Tarique Rahman stands before a rare opportunity as Bangladesh’s new Prime Minister.
Melbourne, February 17: Bangladesh is witnessing a transfer of power through its 13th national parliamentary election. The mob-backed interim administration led by Dr Muhammad Yunus is now exiting the stage, a moment many citizens are openly celebrating. For a large section of the public, this feels like the end of an era of instability and street politics.
After years in exile, Tarique Rahman is set to become Bangladesh’s new prime minister. His first major test, however, will be whether he creates space for the Awami League in mainstream politics. The BNP’s sweeping mandate was not built only on its own organisational strength; it was also powered by a significant transfer of votes from the Awami League’s base, which had no viable alternative in this election.
These voters did not switch sides out of ideological loyalty to the BNP. They chose stability over the rise of Islamic extremism. In other words, this support is conditional. Their expectations are clear: not politics of revenge, but fairness, equal opportunity and a functional state.

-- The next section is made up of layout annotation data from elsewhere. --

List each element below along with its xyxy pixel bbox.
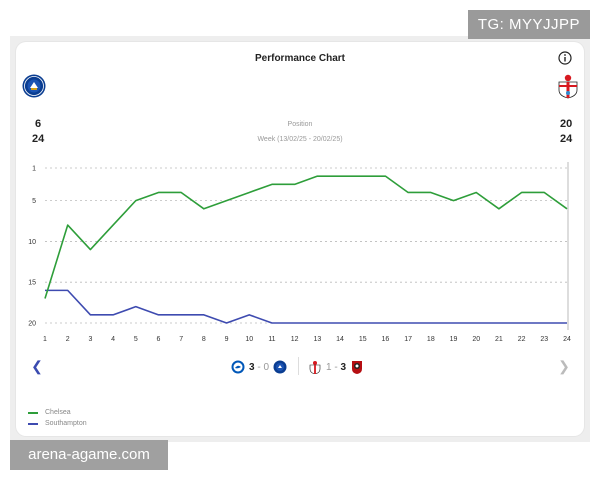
x-tick-label: 11: [268, 336, 275, 343]
x-tick-label: 9: [225, 336, 229, 343]
x-tick-label: 20: [472, 336, 480, 343]
x-tick-label: 22: [518, 336, 526, 343]
legend-swatch-chelsea: [28, 411, 38, 414]
x-tick-label: 24: [563, 336, 571, 343]
right-team-total: 24: [560, 133, 573, 145]
bournemouth-crest-icon: [352, 361, 363, 374]
x-tick-label: 13: [313, 336, 321, 343]
week-range-label: Week (13/02/25 - 20/02/25): [257, 136, 343, 143]
match-1-home-score: 3: [249, 361, 255, 373]
info-icon[interactable]: [558, 51, 572, 65]
x-tick-label: 10: [245, 336, 253, 343]
match-1-away-score: 0: [263, 361, 270, 373]
x-tick-label: 5: [134, 336, 138, 343]
left-team-total: 24: [32, 133, 45, 145]
y-tick-label: 1: [32, 166, 36, 173]
match-1-separator: -: [257, 361, 261, 373]
page-title: Performance Chart: [254, 53, 346, 64]
x-tick-label: 3: [88, 336, 92, 343]
position-label: Position: [287, 121, 313, 128]
right-team-position: 20: [560, 118, 573, 130]
watermark-bottom: arena-agame.com: [10, 440, 168, 470]
chelsea-crest-icon: [22, 74, 46, 98]
match-2-away-score: 3: [340, 361, 347, 373]
x-tick-label: 15: [359, 336, 367, 343]
x-tick-label: 4: [111, 336, 115, 343]
x-tick-label: 7: [179, 336, 183, 343]
legend-swatch-southampton: [28, 422, 38, 425]
chevron-left-icon[interactable]: ❮: [31, 358, 43, 374]
southampton-crest-icon: [558, 74, 578, 99]
x-tick-label: 14: [336, 336, 344, 343]
y-tick-label: 20: [28, 321, 36, 328]
x-tick-label: 19: [450, 336, 458, 343]
watermark-top: TG: MYYJJPP: [467, 10, 590, 39]
match-2-separator: -: [334, 361, 338, 373]
brighton-crest-icon: [231, 360, 245, 374]
legend-label-chelsea: Chelsea: [45, 409, 71, 416]
legend-item-southampton: Southampton: [28, 420, 87, 427]
match-result-1[interactable]: 3 - 0: [231, 358, 287, 376]
series-line-southampton: [45, 289, 567, 324]
performance-card: [16, 42, 584, 436]
x-tick-label: 6: [157, 336, 161, 343]
legend-label-southampton: Southampton: [45, 420, 87, 427]
southampton-crest-icon: [309, 361, 321, 374]
left-team-position: 6: [35, 118, 42, 130]
chelsea-crest-icon: [273, 360, 287, 374]
x-tick-label: 8: [202, 336, 206, 343]
x-tick-label: 18: [427, 336, 435, 343]
chevron-right-icon[interactable]: ❯: [558, 358, 570, 374]
y-tick-label: 10: [28, 239, 36, 246]
legend-item-chelsea: Chelsea: [28, 409, 71, 416]
x-tick-label: 2: [66, 336, 70, 343]
x-tick-label: 16: [382, 336, 390, 343]
x-tick-label: 12: [291, 336, 299, 343]
match-2-home-score: 1: [326, 361, 332, 373]
x-tick-label: 17: [404, 336, 412, 343]
x-tick-label: 23: [540, 336, 548, 343]
y-tick-label: 5: [32, 198, 36, 205]
y-tick-label: 15: [28, 280, 36, 287]
x-tick-label: 21: [495, 336, 503, 343]
series-line-chelsea: [44, 175, 568, 299]
match-result-2[interactable]: 1 - 3: [308, 358, 364, 376]
x-tick-label: 1: [43, 336, 47, 343]
match-divider: [298, 357, 299, 375]
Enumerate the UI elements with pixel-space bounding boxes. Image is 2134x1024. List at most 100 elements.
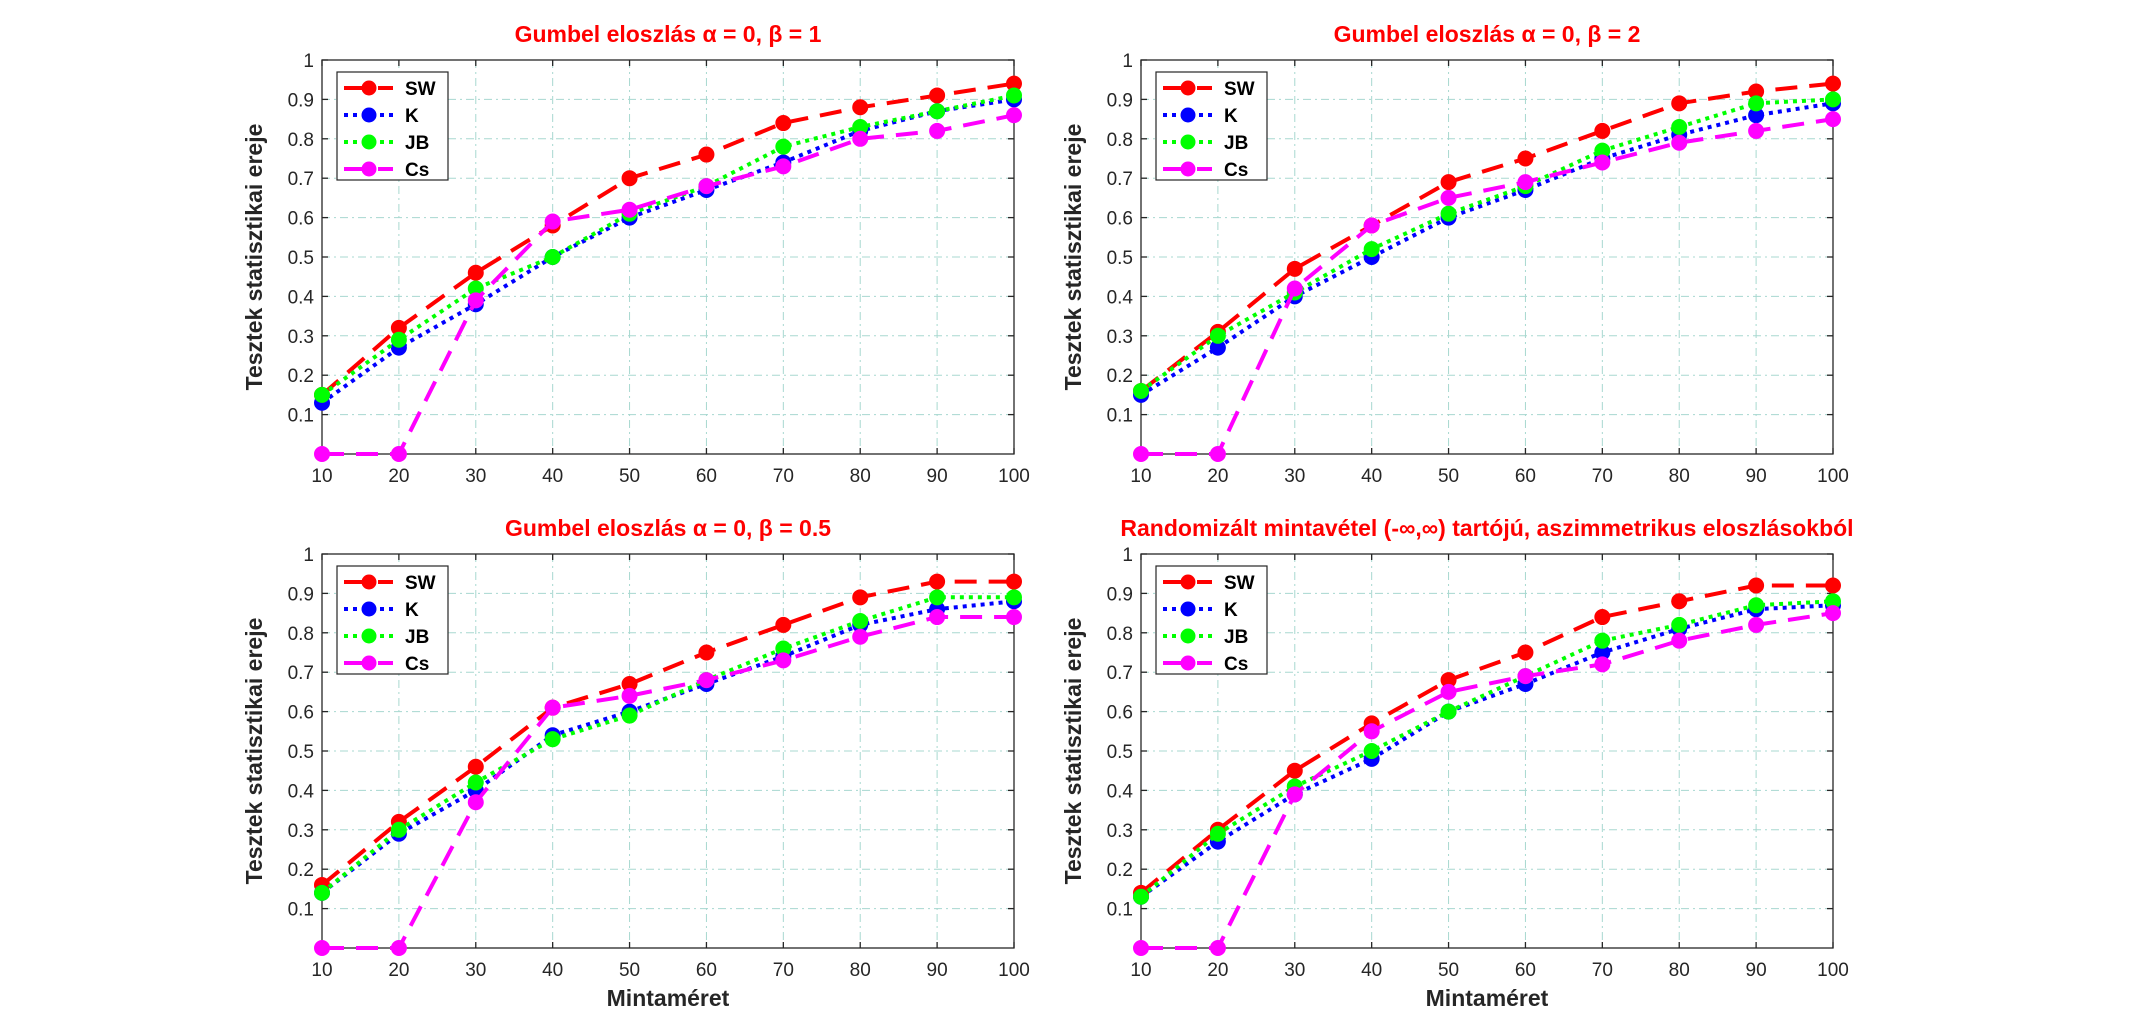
x-tick-label: 20: [388, 466, 409, 487]
data-point-cs: [1286, 280, 1303, 297]
series-line-sw: [320, 81, 1015, 397]
legend-marker-cs: [1180, 161, 1196, 177]
data-point-cs: [621, 687, 638, 704]
legend-label-k: K: [1224, 106, 1238, 127]
y-tick-label: 0.1: [288, 406, 314, 427]
data-point-jb: [544, 249, 561, 265]
y-tick-label: 0.4: [288, 781, 315, 802]
data-point-cs: [467, 794, 484, 811]
data-point-jb: [852, 612, 869, 629]
x-tick-label: 10: [311, 960, 332, 981]
data-point-cs: [1363, 217, 1380, 234]
data-point-jb: [929, 103, 946, 120]
data-point-cs: [390, 446, 407, 462]
legend-label-sw: SW: [1224, 573, 1255, 594]
x-tick-label: 90: [1746, 466, 1767, 487]
data-point-cs: [1748, 616, 1765, 633]
legend-label-jb: JB: [405, 627, 429, 648]
data-point-cs: [1209, 446, 1226, 462]
x-tick-label: 100: [998, 960, 1030, 981]
y-axis-label: Tesztek statisztikai ereje: [241, 124, 267, 391]
legend-marker-cs: [361, 161, 377, 177]
data-point-cs: [1440, 683, 1457, 700]
y-tick-label: 1: [1122, 51, 1133, 72]
legend-marker-jb: [1180, 628, 1196, 644]
y-tick-label: 0.5: [288, 742, 314, 763]
data-point-cs: [1006, 107, 1022, 124]
data-point-sw: [1748, 577, 1765, 594]
data-point-sw: [1825, 75, 1841, 92]
x-tick-label: 40: [1361, 466, 1382, 487]
y-tick-label: 1: [1122, 545, 1133, 566]
data-point-cs: [1209, 940, 1226, 956]
data-point-jb: [1748, 597, 1765, 614]
y-tick-label: 0.6: [288, 703, 314, 724]
data-point-sw: [1286, 762, 1303, 779]
y-tick-label: 0.9: [1107, 584, 1133, 605]
y-tick-label: 0.5: [1107, 742, 1133, 763]
y-tick-label: 0.6: [1107, 209, 1133, 230]
data-point-cs: [621, 201, 638, 218]
legend-label-k: K: [405, 106, 419, 127]
data-point-sw: [467, 264, 484, 281]
series-line-sw: [320, 579, 1014, 887]
y-tick-label: 0.9: [288, 584, 314, 605]
legend-label-sw: SW: [1224, 79, 1255, 100]
data-point-jb: [1594, 632, 1611, 649]
data-point-sw: [1440, 174, 1457, 191]
series-line-jb: [1139, 599, 1834, 899]
data-point-cs: [1133, 940, 1149, 956]
legend-marker-sw: [361, 80, 377, 96]
x-tick-label: 60: [1515, 466, 1536, 487]
data-point-jb: [1006, 87, 1022, 104]
y-tick-label: 0.2: [1107, 860, 1133, 881]
data-point-sw: [852, 99, 869, 116]
data-point-cs: [1006, 609, 1022, 626]
data-point-cs: [775, 158, 792, 175]
data-point-cs: [314, 940, 330, 956]
y-axis-label: Tesztek statisztikai ereje: [1060, 618, 1086, 885]
data-point-cs: [1133, 446, 1149, 462]
data-point-cs: [929, 609, 946, 626]
y-tick-label: 0.9: [288, 90, 314, 111]
legend-marker-k: [361, 107, 377, 123]
data-point-cs: [698, 178, 715, 195]
y-tick-label: 0.8: [288, 624, 314, 645]
x-tick-label: 60: [696, 466, 717, 487]
x-tick-label: 10: [1130, 960, 1151, 981]
y-tick-label: 0.2: [288, 860, 314, 881]
x-tick-label: 90: [927, 466, 948, 487]
legend-marker-k: [361, 601, 377, 617]
legend-label-k: K: [1224, 600, 1238, 621]
legend-label-sw: SW: [405, 573, 436, 594]
data-point-jb: [1006, 589, 1022, 606]
data-point-cs: [544, 699, 561, 716]
x-tick-label: 70: [773, 466, 794, 487]
y-tick-label: 0.3: [288, 821, 314, 842]
y-tick-label: 0.5: [288, 248, 314, 269]
data-point-sw: [621, 170, 638, 187]
data-point-cs: [1363, 723, 1380, 740]
series-line-k: [1139, 101, 1834, 397]
data-point-jb: [390, 821, 407, 838]
x-tick-label: 100: [1817, 466, 1849, 487]
data-point-jb: [1133, 382, 1149, 399]
y-tick-label: 0.3: [1107, 327, 1133, 348]
data-point-sw: [1006, 573, 1022, 590]
x-tick-label: 80: [1669, 960, 1690, 981]
series-line-jb: [1139, 97, 1834, 393]
x-tick-label: 10: [311, 466, 332, 487]
data-point-sw: [698, 146, 715, 163]
data-point-jb: [1440, 703, 1457, 720]
data-point-sw: [1517, 644, 1534, 661]
legend-marker-cs: [361, 655, 377, 671]
data-point-sw: [467, 758, 484, 775]
data-point-cs: [852, 130, 869, 147]
x-axis-label: Mintaméret: [1426, 985, 1549, 1011]
data-point-jb: [621, 707, 638, 724]
x-tick-label: 90: [1746, 960, 1767, 981]
x-tick-label: 80: [1669, 466, 1690, 487]
data-point-cs: [314, 446, 330, 462]
y-tick-label: 0.4: [1107, 287, 1134, 308]
chart-title: Gumbel eloszlás α = 0, β = 1: [515, 21, 822, 47]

Social media is full of visible posts, videos and comments in which voters openly say they chose the “sheaf of paddy” precisely because they were told that voting BNP would allow the Awami League to return to the country and resume politics. Many people voted BNP not out of deep affection for the party, but out of hope for restoring an inclusive political space. To them, the paddy symbol became a kind of safe passage – a route through which political pluralism might return. Their demand now is simple: not vendetta politics, but justice and equal opportunity.
Before the election, there were signals from within the BNP that the Awami League would be allowed to return to politics if the party came to power. If the BNP maintains this position after assuming office, it will reduce the stench of revenge and strengthen public trust. But if, after gaining power, the old politics of retribution takes over, Bangladesh will slide rapidly back into familiar patterns.
The second major challenge is the rise of Jamaat. The rapid growth of a force historically opposed to the secular foundations of the state should serve as a warning. Political realities may require tactical cooperation, but without principled restraint the balance of power will tilt towards Islamist forces. That would shrink democratic space and damage social harmony. If Tarique Rahman truly wants to build an equal Bangladesh, the protection of minorities, freedom of expression and the constitutional spirit of secularism must be non-negotiable.
Third, the tension between the rule of law and revenge will define Tarique Rahman’s statesmanship. The wounds of the past run deep: cases, imprisonment and political persecution of BNP leaders and activists are still fresh in public memory. But governing a state is not about settling personal scores. In trying to settle personal accounts, the interim administration under Dr Muhammad Yunus pushed the country far backwards. Only three paths can break the cycle of retaliation: impartial investigations, fair trials and strong institutions. Without these, a change of government will merely change the faces in power, not the scars of governance.
Fourth, multiple sources suggest that a significant section of the Hindu community voted for the BNP primarily to block Jamaat. Jamaat is widely believed to harbour a long-term project to dismantle democracy and establish Islamist rule in Bangladesh. Many feared that if Jamaat came to power, it would move quickly in that direction. Traditionally seen as Awami League supporters, religious minorities reportedly faced repeated attacks during the Yunus-led interim period. Despite the Awami League leadership calling for an election boycott, many of its supporters ignored the call. Minority voters went to the polls to safeguard their own existence. Locals in several Hindu-majority areas say the BNP won largely on the back of Awami League votes.
Several newly elected MPs have publicly acknowledged the role of minority votes. The BNP’s victory also reflects the deep-seated mistrust and insecurity felt within minority communities. Many still believe that their representative, Chinmoy Krishna Das Prabhu, has been detained immorally, unconstitutionally and unjustly. His release is therefore not only a humanitarian or legal issue; it is a matter of political trust. A swift and transparent legal process leading to his release would be seen as the first tangible test of whether minority expectations are being honoured. His freedom would symbolise the “reflection of the vote” – a visible sign that the hopes invested in the ballot were not misplaced.
Finally, the 13th election once again exposed the familiar disease: allegations of ballot-stuffing the night before polling, fake votes, and obstruction of voters at polling stations. This culture does not belong to any single party; it is a systemic failure. Ordinary Bangladeshis clearly want an end to these practices. They want a neutral administration, a free media and a government that is accountable.
Tarique Rahman now stands before a rare opportunity. He can choose to halt the politics of revenge and move towards building an inclusive state – one where coexistence, not suppression of dissent, becomes the political norm. If he does not, history will remember him as yet another missed opportunity.